You could always try lapping your CPU & HSF if you didn't care about warranty. I like my warranty so I'm not doing that until it runs out, but lapping can drop your temps as much as 8-10c.
 

SerpentRoyal

Banned
May 20, 2007
3,517
0
0
Originally posted by: ucaggie
I have a Big Typhoon with a Q6600 B3 on this IP35-E motherboard. I've remounted the BT at least 3 times, applied AS5 per website's instructions - using very little - and here are my core temps with EIST and C1E off:

*at idle all 4 cores' temps. are within 3C, at load all within 2C; VID=1.30v

Stock speed with vcore 1.30v:
Idle - 40C, Prime 95 load - 69C

Overclocked to 3.0 ghz with vcore 1.30v:
Idle - 44C, Prime 95 load - 74C

I heard that the BT isn't too great for quad cores? Would replacing the BT included fan with something like a 86.5 CFM Panaflo help with the temps.?

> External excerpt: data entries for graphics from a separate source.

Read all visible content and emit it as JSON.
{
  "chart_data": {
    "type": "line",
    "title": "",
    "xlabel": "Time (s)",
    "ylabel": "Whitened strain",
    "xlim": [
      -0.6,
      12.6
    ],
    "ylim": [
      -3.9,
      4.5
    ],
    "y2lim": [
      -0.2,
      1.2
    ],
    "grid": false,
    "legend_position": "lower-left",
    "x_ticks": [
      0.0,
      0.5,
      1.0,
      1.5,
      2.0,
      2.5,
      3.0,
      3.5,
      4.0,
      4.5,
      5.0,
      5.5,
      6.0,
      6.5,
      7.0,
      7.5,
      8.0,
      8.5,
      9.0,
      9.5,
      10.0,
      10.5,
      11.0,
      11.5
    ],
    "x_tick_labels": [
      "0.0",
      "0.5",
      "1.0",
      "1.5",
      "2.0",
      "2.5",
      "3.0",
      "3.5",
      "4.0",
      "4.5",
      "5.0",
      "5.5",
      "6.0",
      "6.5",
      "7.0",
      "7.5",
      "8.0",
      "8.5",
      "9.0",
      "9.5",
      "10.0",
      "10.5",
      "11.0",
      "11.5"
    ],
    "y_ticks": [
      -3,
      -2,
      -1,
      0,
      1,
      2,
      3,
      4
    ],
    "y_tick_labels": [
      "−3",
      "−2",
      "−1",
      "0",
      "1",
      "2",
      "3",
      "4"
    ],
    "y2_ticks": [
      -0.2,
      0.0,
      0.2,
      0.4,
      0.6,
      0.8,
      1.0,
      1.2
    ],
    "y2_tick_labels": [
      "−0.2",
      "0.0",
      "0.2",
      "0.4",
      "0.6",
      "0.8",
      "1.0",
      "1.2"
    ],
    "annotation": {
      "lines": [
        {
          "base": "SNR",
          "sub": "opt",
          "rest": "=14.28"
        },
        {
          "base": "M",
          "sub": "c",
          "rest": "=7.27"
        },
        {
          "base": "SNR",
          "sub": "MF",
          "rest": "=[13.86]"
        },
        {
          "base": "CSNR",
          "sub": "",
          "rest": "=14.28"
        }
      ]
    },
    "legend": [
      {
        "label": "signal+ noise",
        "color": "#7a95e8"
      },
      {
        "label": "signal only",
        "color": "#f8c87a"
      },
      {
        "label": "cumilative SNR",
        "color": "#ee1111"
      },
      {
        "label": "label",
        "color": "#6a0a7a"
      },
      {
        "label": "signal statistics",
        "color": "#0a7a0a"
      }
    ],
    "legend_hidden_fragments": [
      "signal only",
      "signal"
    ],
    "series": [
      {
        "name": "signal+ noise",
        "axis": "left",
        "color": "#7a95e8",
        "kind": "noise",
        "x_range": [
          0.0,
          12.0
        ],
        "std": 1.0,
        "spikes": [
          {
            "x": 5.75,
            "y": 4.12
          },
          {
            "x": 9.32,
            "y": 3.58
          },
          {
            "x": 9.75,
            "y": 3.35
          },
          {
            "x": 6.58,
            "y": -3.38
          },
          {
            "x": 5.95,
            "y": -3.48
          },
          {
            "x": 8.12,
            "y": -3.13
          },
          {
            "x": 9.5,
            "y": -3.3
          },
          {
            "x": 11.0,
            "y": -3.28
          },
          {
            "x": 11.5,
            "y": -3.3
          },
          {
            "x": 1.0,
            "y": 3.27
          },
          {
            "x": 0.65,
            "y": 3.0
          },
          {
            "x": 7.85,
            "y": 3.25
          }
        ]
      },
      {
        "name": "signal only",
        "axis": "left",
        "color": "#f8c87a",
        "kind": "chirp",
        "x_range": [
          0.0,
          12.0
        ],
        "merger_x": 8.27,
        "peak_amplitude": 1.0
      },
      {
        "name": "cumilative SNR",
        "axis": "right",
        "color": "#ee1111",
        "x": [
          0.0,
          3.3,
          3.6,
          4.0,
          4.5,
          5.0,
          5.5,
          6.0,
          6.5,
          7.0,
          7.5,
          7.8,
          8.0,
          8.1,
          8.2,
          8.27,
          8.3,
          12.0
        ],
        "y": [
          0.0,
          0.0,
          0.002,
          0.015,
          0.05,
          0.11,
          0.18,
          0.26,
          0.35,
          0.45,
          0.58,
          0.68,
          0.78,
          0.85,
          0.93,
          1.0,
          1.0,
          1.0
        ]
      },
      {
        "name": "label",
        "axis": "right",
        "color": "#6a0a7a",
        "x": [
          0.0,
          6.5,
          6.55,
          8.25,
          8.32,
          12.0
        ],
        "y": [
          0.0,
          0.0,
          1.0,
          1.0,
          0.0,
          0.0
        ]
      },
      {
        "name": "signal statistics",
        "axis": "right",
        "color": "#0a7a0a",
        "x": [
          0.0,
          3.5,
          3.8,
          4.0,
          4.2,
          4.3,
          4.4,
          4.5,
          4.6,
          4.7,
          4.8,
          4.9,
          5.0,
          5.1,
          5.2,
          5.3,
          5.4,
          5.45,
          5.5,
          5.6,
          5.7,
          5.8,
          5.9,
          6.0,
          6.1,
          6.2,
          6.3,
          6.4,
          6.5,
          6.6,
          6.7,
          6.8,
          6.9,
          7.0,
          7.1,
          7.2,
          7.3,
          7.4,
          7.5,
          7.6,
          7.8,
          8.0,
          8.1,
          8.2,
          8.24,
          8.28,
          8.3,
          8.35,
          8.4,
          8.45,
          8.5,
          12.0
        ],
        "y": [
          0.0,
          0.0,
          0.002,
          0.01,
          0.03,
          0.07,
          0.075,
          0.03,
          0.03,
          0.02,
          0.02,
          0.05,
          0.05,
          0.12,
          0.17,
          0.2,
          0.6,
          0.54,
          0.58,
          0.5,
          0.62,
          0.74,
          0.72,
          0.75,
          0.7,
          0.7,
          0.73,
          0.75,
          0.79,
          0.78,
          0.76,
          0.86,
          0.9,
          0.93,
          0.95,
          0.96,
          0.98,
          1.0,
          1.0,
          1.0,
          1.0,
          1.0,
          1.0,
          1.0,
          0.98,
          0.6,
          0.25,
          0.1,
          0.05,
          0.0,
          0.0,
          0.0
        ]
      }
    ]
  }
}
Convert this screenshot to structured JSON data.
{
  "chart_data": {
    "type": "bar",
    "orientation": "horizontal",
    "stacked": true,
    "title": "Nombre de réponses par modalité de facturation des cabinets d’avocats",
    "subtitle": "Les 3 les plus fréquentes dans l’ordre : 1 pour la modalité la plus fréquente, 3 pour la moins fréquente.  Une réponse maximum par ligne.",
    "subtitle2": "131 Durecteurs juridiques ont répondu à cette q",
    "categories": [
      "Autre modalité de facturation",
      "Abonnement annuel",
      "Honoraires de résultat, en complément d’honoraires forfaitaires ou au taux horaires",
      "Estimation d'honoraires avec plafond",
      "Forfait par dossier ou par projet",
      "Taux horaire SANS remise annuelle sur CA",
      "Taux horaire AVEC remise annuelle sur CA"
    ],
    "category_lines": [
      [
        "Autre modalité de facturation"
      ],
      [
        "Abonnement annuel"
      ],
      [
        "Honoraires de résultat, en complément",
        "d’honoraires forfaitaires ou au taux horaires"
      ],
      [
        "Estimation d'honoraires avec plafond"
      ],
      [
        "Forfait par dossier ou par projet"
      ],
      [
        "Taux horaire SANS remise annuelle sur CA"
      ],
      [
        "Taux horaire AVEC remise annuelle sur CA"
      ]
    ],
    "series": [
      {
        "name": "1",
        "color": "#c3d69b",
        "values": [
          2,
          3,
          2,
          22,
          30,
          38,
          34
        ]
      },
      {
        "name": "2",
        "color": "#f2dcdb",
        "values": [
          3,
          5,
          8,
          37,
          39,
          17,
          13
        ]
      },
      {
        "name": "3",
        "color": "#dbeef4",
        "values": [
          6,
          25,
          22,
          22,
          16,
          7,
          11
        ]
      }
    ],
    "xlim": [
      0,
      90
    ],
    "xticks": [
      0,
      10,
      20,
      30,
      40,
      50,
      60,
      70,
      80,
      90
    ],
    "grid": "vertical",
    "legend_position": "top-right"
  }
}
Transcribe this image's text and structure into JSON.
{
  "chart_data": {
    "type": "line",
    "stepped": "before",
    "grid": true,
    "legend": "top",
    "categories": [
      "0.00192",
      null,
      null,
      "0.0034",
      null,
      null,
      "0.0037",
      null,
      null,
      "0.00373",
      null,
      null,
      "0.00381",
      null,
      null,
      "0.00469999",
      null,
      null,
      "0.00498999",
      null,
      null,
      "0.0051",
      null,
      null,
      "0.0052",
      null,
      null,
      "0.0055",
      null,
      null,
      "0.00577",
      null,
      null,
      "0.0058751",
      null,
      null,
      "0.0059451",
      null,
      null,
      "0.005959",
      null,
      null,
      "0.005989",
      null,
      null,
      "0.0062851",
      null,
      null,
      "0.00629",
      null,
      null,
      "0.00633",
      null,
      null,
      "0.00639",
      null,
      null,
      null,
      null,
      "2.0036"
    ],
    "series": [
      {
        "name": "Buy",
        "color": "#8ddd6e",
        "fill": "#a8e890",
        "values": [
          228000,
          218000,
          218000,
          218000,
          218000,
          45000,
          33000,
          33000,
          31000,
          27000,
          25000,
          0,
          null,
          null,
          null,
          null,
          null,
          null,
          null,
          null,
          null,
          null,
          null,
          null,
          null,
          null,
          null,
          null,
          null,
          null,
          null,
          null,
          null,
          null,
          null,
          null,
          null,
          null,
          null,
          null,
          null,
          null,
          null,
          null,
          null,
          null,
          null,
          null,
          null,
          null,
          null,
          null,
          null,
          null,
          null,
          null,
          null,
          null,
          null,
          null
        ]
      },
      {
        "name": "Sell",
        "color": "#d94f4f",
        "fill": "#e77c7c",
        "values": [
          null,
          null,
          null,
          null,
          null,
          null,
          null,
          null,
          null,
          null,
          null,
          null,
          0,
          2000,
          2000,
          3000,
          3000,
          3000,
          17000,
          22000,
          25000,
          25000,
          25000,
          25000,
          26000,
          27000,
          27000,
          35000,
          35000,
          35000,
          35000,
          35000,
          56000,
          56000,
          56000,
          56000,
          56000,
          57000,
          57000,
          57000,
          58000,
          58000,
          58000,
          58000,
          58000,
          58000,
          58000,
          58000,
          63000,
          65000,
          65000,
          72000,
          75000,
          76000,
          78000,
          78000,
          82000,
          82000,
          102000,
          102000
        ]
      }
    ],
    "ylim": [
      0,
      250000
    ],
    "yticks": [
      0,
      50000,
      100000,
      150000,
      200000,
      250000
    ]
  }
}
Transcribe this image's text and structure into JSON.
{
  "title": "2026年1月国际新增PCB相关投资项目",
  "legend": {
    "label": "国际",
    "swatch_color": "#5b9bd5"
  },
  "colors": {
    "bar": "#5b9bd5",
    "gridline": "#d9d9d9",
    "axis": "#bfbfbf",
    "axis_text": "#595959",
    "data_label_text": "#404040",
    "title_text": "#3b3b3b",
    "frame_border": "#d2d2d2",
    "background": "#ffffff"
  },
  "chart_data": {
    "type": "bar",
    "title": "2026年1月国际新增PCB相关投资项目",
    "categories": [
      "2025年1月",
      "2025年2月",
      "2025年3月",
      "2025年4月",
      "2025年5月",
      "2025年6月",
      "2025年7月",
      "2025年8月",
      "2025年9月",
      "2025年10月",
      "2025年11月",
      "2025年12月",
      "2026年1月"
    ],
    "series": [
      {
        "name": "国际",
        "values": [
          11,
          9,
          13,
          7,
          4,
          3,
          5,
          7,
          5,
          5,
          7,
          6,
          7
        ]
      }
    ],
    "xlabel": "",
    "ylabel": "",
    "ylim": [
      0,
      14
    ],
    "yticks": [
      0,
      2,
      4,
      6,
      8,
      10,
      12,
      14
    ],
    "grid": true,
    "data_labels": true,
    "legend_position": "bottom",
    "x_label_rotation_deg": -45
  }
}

The medium speed 120 x 38 mm will drop temp about 2C. The big advantage of the Panaflo is higher static pressure at full speed, which will allow sufficient air flow to cool NB and MOSFET heat sinks.

B3 runs hotter than GO by about 10C under full load. You may also want to check the flatness of the CPU heat spreader and BT's copper base. Put a straight edge against the surface. There should be no gap. Also put the MB on a firm surface and apply a downward force of 30 to 40 lbs to the base of the BT. This will squish the thick AS5 for better heat transfer. Note that you will need to use more paste if you don't have a flat surface to "bridge" the air gaps.

I tested the BT with med speed Panaflo vs the TR Ultra 120 Extreme. The Ultra is 3C cooler with my E4300 @ 3.47GHz.